É engraçado como algumas lembranças se sobrepõem a outras. Há tantas coisas das quais não me lembro mais ou para as quais preciso de alguma ajuda para fazê-lo. Para o bem e para o mal, a memória humana é limitada e algum dispositivo desconhecido ou maluco escolhe as lembranças que permanecerão, mandando para algum lugar misterioso, talvez eternamente inacessível, todas as demais.

Dito isso, ainda que nada esclarecido, por alguma razão eu me lembro de que, quando tinha uns 16 anos, fui assistir a uma apresentação de sapateado no antigo Clube Linense, em Lins-SP, onde morei por toda minha adolescência e a maior parte da infância. Fiquei encantada com a coreografia dos dançarinos e com o som que faziam com os toques ritmados dos sapatos junto ao chão.

Justamente eu, desprovida de coordenação motora, nascida com dois pés esquerdos, imaginei, por alguns momentos de êxtase, que seria capaz de fazer como os artistas que se apresentaram. Seria incrível dançar e cantar, executando coreografias que deixariam a plateia boquiaberta. Eu já podia até imaginar uma futura carreira. Sonhei, naquele momento, como só se pode fazer quanto a vida ainda é só futuro.

Ao final do espetáculo, quando anunciaram o sorteio de duas vagas para o curso de sapateado, pensei que a sorte estava me rodeando. Admito que vivenciei um misto de alegria e frustação quando meu número foi sorteado e ganhei um sapato de sapateado, de tamanho 39. Na época eu já calçava o tamanho máximo que meus pés alcançariam e sem chance de aumentarem mais três números. Fiquei sem saber o que fazer com meu prêmio, o símbolo de uma carreira sonhada por dez minutos.

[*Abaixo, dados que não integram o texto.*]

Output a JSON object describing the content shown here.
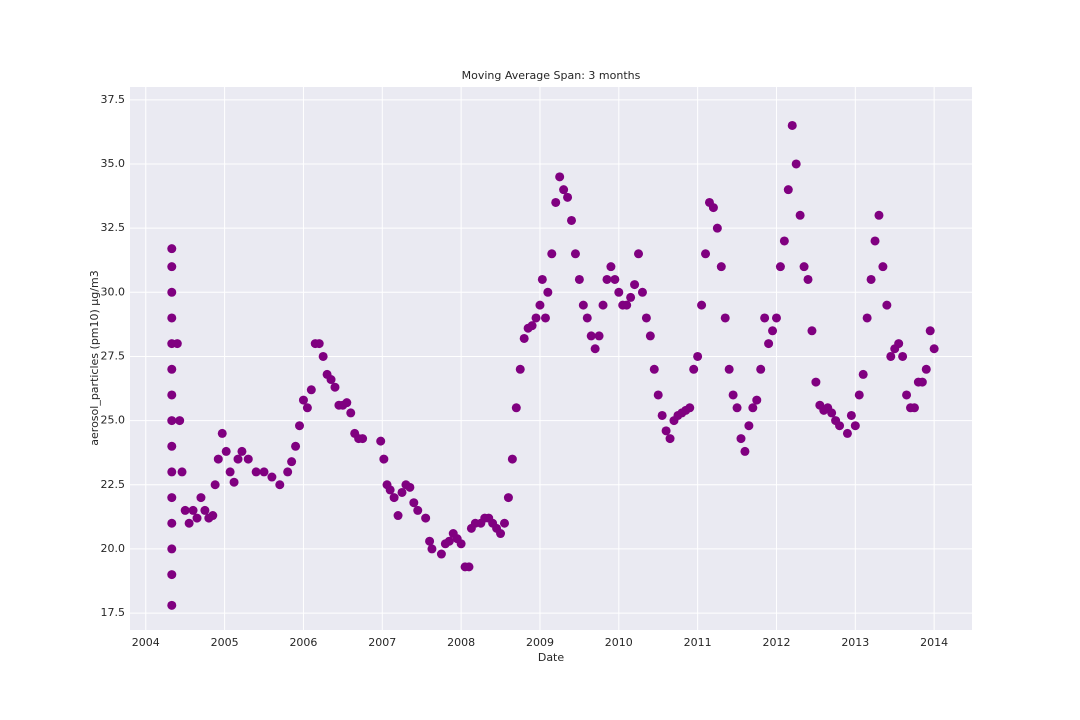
{
  "chart_data": {
    "type": "scatter",
    "title": "Moving Average Span: 3 months",
    "x_label": "Date",
    "y_label": "aerosol_particles (pm10) μg/m3",
    "color": "#800080",
    "grid": true,
    "xlim": [
      2003.8,
      2014.48
    ],
    "ylim": [
      16.84,
      38.0
    ],
    "xticks": [
      2004,
      2005,
      2006,
      2007,
      2008,
      2009,
      2010,
      2011,
      2012,
      2013,
      2014
    ],
    "yticks": [
      17.5,
      {
        "value": 20,
        "label": "20.0"
      },
      22.5,
      {
        "value": 25,
        "label": "25.0"
      },
      27.5,
      {
        "value": 30,
        "label": "30.0"
      },
      32.5,
      {
        "value": 35,
        "label": "35.0"
      },
      37.5
    ],
    "x": [
      2004.33,
      2004.33,
      2004.33,
      2004.33,
      2004.33,
      2004.33,
      2004.33,
      2004.33,
      2004.33,
      2004.33,
      2004.33,
      2004.33,
      2004.33,
      2004.33,
      2004.33,
      2004.4,
      2004.43,
      2004.46,
      2004.5,
      2004.55,
      2004.6,
      2004.65,
      2004.7,
      2004.75,
      2004.8,
      2004.85,
      2004.88,
      2004.92,
      2004.97,
      2005.02,
      2005.07,
      2005.12,
      2005.17,
      2005.22,
      2005.3,
      2005.4,
      2005.5,
      2005.6,
      2005.7,
      2005.8,
      2005.85,
      2005.9,
      2005.95,
      2006.0,
      2006.05,
      2006.1,
      2006.15,
      2006.2,
      2006.25,
      2006.3,
      2006.35,
      2006.4,
      2006.45,
      2006.5,
      2006.55,
      2006.6,
      2006.65,
      2006.7,
      2006.75,
      2006.98,
      2007.02,
      2007.06,
      2007.1,
      2007.15,
      2007.2,
      2007.25,
      2007.3,
      2007.35,
      2007.4,
      2007.45,
      2007.55,
      2007.6,
      2007.63,
      2007.75,
      2007.8,
      2007.85,
      2007.9,
      2007.95,
      2008.0,
      2008.05,
      2008.1,
      2008.13,
      2008.18,
      2008.25,
      2008.3,
      2008.35,
      2008.4,
      2008.45,
      2008.5,
      2008.55,
      2008.6,
      2008.65,
      2008.7,
      2008.75,
      2008.8,
      2008.85,
      2008.9,
      2008.95,
      2009.0,
      2009.03,
      2009.07,
      2009.1,
      2009.15,
      2009.2,
      2009.25,
      2009.3,
      2009.35,
      2009.4,
      2009.45,
      2009.5,
      2009.55,
      2009.6,
      2009.65,
      2009.7,
      2009.75,
      2009.8,
      2009.85,
      2009.9,
      2009.95,
      2010.0,
      2010.05,
      2010.1,
      2010.15,
      2010.2,
      2010.25,
      2010.3,
      2010.35,
      2010.4,
      2010.45,
      2010.5,
      2010.55,
      2010.6,
      2010.65,
      2010.7,
      2010.75,
      2010.8,
      2010.85,
      2010.9,
      2010.95,
      2011.0,
      2011.05,
      2011.1,
      2011.15,
      2011.2,
      2011.25,
      2011.3,
      2011.35,
      2011.4,
      2011.45,
      2011.5,
      2011.55,
      2011.6,
      2011.65,
      2011.7,
      2011.75,
      2011.8,
      2011.85,
      2011.9,
      2011.95,
      2012.0,
      2012.05,
      2012.1,
      2012.15,
      2012.2,
      2012.25,
      2012.3,
      2012.35,
      2012.4,
      2012.45,
      2012.5,
      2012.55,
      2012.6,
      2012.65,
      2012.7,
      2012.75,
      2012.8,
      2012.9,
      2012.95,
      2013.0,
      2013.05,
      2013.1,
      2013.15,
      2013.2,
      2013.25,
      2013.3,
      2013.35,
      2013.4,
      2013.45,
      2013.5,
      2013.55,
      2013.6,
      2013.65,
      2013.7,
      2013.75,
      2013.8,
      2013.85,
      2013.9,
      2013.95,
      2014.0
    ],
    "values": [
      17.8,
      19,
      20,
      21,
      22,
      23,
      24,
      25,
      26,
      27,
      28,
      29,
      30,
      31,
      31.7,
      28,
      25,
      23,
      21.5,
      21,
      21.5,
      21.2,
      22,
      21.5,
      21.2,
      21.3,
      22.5,
      23.5,
      24.5,
      23.8,
      23,
      22.6,
      23.5,
      23.8,
      23.5,
      23.0,
      23.0,
      22.8,
      22.5,
      23.0,
      23.4,
      24.0,
      24.8,
      25.8,
      25.5,
      26.2,
      28.0,
      28.0,
      27.5,
      26.8,
      26.6,
      26.3,
      25.6,
      25.6,
      25.7,
      25.3,
      24.5,
      24.3,
      24.3,
      24.2,
      23.5,
      22.5,
      22.3,
      22.0,
      21.3,
      22.2,
      22.5,
      22.4,
      21.8,
      21.5,
      21.2,
      20.3,
      20.0,
      19.8,
      20.2,
      20.3,
      20.6,
      20.4,
      20.2,
      19.3,
      19.3,
      20.8,
      21.0,
      21.0,
      21.2,
      21.2,
      21.0,
      20.8,
      20.6,
      21.0,
      22.0,
      23.5,
      25.5,
      27.0,
      28.2,
      28.6,
      28.7,
      29.0,
      29.5,
      30.5,
      29.0,
      30.0,
      31.5,
      33.5,
      34.5,
      34.0,
      33.7,
      32.8,
      31.5,
      30.5,
      29.5,
      29.0,
      28.3,
      27.8,
      28.3,
      29.5,
      30.5,
      31.0,
      30.5,
      30.0,
      29.5,
      29.5,
      29.8,
      30.3,
      31.5,
      30.0,
      29.0,
      28.3,
      27.0,
      26.0,
      25.2,
      24.6,
      24.3,
      25.0,
      25.2,
      25.3,
      25.4,
      25.5,
      27.0,
      27.5,
      29.5,
      31.5,
      33.5,
      33.3,
      32.5,
      31.0,
      29.0,
      27.0,
      26.0,
      25.5,
      24.3,
      23.8,
      24.8,
      25.5,
      25.8,
      27.0,
      29.0,
      28.0,
      28.5,
      29.0,
      31.0,
      32.0,
      34.0,
      36.5,
      35.0,
      33.0,
      31.0,
      30.5,
      28.5,
      26.5,
      25.6,
      25.4,
      25.5,
      25.3,
      25.0,
      24.8,
      24.5,
      25.2,
      24.8,
      26.0,
      26.8,
      29.0,
      30.5,
      32.0,
      33.0,
      31.0,
      29.5,
      27.5,
      27.8,
      28.0,
      27.5,
      26.0,
      25.5,
      25.5,
      26.5,
      26.5,
      27.0,
      28.5,
      27.8
    ]
  }
}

Durante algum tempo acalentei a esperança de que fosse possível trocá-los ou vendê-los. Ainda havia alguma chance de usar o valor para fazer algumas aulas de sapateado ou para simplesmente comprar um sapato para sair com minhas amigas. Cogitei que meu pai pudesse se tornar um Fred Astaire, tomando posse do sapato, porque ele, ao menos, sempre dançou bem, mas calçar 40 impediu que mais um membro de nossa família fizesse carreira artística.

Não me recordo exatamente quando, mas somente depois de vários anos eu me livrei dele. Até lá, era como uma peça de museu, uma atração, retirado de sua caixa branca e exibido aos amigos e parentes. Às vezes eu até os calçava e ensaiava alguns passos. Ao menos meus pés dançavam lá dentro, na diferença dos números que serviram de justificativa para minha não incursão pelo mundo da dança, o fato de eu ser péssima, pouco importando na equação.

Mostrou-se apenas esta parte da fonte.